Note: THIS IS WORK IN PROGRESS. USE AT YOUR OWN RISK !!!
This is an open source implementation for the frsky protocol on a cc2510 chip. This is compatible to a DIY RX or can be flashed onto a FrSky vd5m. This implementation will give you full 8-Channel CPPM output, full telemetry (2Channels Analog + RSSI) and much more :)
Note: this will not work on any other Frsky RXs as they do not use a different processor.
Features:
- completely open source (compiles with the opensource sdcc compiler)
- fully compatible to frsky 2-way protocol
- 8 Channel CPPM output OR digital SBUS output (configurable INVERTED or non-INVERTED)
- failsafe (constant, stopped ppm output)
- 2 analog telemetry channels
- RSSI telemetry
- builtin APA102 Led control (maps to any a ppm channel)
WARNINGS:
- USE AT YOUR OWN RISK!
- I AM NOT RESPONSIBLE FOR ANY DAMAGE/INJURIES CAUSED BY USING THIS CODE!

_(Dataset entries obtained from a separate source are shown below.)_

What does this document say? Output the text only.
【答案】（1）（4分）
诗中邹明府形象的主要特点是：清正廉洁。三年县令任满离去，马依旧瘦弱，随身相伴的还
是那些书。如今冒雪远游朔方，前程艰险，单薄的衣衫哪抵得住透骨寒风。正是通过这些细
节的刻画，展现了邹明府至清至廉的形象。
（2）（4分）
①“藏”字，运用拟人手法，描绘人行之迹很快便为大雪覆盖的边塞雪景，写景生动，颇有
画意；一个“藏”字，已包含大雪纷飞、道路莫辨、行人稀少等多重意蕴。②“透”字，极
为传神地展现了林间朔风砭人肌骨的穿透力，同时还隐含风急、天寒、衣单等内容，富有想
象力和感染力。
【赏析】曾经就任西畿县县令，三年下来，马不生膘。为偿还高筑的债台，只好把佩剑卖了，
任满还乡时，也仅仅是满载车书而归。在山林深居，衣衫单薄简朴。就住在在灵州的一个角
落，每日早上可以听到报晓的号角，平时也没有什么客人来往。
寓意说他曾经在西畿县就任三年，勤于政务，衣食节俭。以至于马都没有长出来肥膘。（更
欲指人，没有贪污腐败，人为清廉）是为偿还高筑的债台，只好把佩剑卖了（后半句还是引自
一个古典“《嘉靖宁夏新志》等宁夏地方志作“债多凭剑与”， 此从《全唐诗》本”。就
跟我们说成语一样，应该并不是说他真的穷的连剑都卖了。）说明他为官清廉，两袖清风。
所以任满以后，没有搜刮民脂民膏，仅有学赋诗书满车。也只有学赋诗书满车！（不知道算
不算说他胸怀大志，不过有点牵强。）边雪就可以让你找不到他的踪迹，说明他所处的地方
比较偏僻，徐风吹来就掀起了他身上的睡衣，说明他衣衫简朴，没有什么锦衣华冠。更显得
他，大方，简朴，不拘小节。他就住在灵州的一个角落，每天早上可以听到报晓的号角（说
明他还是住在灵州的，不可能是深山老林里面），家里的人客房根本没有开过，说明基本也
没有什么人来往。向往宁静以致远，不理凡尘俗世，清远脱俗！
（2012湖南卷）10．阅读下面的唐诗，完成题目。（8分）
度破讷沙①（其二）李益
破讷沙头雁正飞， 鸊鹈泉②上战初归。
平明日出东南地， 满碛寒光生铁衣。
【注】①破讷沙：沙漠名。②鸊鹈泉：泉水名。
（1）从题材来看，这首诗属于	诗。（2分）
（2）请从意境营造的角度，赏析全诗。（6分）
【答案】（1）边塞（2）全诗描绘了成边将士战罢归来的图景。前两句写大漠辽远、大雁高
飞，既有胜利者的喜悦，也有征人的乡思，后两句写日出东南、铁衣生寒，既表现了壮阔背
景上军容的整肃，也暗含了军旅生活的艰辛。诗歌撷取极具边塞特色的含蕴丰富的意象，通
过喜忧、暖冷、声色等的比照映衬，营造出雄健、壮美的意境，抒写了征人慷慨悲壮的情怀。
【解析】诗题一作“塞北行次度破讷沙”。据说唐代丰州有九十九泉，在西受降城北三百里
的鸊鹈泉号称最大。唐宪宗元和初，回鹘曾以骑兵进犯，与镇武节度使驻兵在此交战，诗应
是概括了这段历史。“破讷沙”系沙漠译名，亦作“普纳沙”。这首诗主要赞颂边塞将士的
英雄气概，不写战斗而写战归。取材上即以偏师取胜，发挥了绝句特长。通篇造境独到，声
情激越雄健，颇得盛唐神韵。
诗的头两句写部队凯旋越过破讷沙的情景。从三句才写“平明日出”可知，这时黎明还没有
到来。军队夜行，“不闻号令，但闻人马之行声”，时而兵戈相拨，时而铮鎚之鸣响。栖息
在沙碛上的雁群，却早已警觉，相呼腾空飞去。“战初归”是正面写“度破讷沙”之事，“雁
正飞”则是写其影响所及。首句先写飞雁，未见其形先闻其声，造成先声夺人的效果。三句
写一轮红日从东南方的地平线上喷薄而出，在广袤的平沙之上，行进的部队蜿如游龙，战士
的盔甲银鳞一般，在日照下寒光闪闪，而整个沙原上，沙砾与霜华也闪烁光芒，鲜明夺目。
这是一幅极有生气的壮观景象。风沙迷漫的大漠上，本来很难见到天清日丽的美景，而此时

- IF YOU BRICK YOUR RX DURING THE FLASH UPGRADE IT IS YOUR FAULT
- THERE IS NO WAY TO GO BACK TO THE ORIGINAL FIRMWARE ONCE YOU FLASH THIS CODE!
This is for educational purposes only, running the VD5M with this code will probably void its FCC compliance and might void any transmission laws depending on your country!
Please note that the cc2510 without an external PA chip as on the VD5M will have limited range, DO NOT use this on a bigger Quadcopter. Its meant to be used on indoor and/or small vehicles.
When debug is enabled during build (default for now) you will get a vast amount of debug info on the serial port (CH5). Hook this up to a 3.3V serial to usb connector in order to see the debug information.
CH1 = BIND MODE (short to GND on startup to enter bind mode) CH2 = ADC0 CH3 = ADC1 CH4 = CPPM OUT or SBUS (not tested yet) CH5 = Debug UART @115200 8N1 (if compiled with debug enabled)
(CH1 is at the same side as the LEDs)
You can connect 6 APA102 LEDs to Pins 2 (P2_1 = APA CLOCK) and 3 (P2_2 = APA DATA). I uploaded a small and compact design on oshpark: https://oshpark.com/shared_projects/BSjfJDwT (I use that as a led bar on my nano quadcopters)
please report any bugs!
You will need a CC debugger or an arduino flashed with this code in order to program the cc2510: https://github.com/fishpepper/CC2510Lib (theres a python script to flash the cc2510 in that repo as well)
Connections:
It is handy to mount a 5pin Molex Picoblade connector to the 5pin ISP connection on the side of the vd5m. This way it is easy to upgrade firmware.
ISP Port connection on vd5m
[1] = VCC (3.3V) (2) = P2_1 = DBG DATA (3) = P2_2 = DBG CLOCK (4) = GND (5) = RESET
(pin 1 is on the same side as CH1-5)
The arduino code is rather slow (>30s) whereas the cc-tool flashes in 1s in fast mode!
Notes on using cc-tool on linux: make sure to use the patched version from here: https://github.com/dashesy/cc-tool (this fix is mandatory, otherwise you get a pipe error msg -> https://github.com/dashesy/cc-tool/commit/3ebc61763ff5d0dadbdc2f7163e85ca5d002bb0f)
DO NOT use int16/32 in interrupts! mul/div etc for 16bit are not reentrant in SDCC and are NOT interrupt safe! There are ways to fix this issue but we do not want to have such long operations in interrupts anyway. so do not use them ;) (@see http://fivedots.coe.psu.ac.th/~cj/masd/resources/sdcc-doc/SDCCUdoc-14.html)
Just in case you need to mount a new antenna: my vd5m came with a 3.5cm antenna wire (shouldn't this by ~3cm??)...
Thanks to midelic from rcgroups.com for the reverse engineering and code for the atmega implementation of this protocol!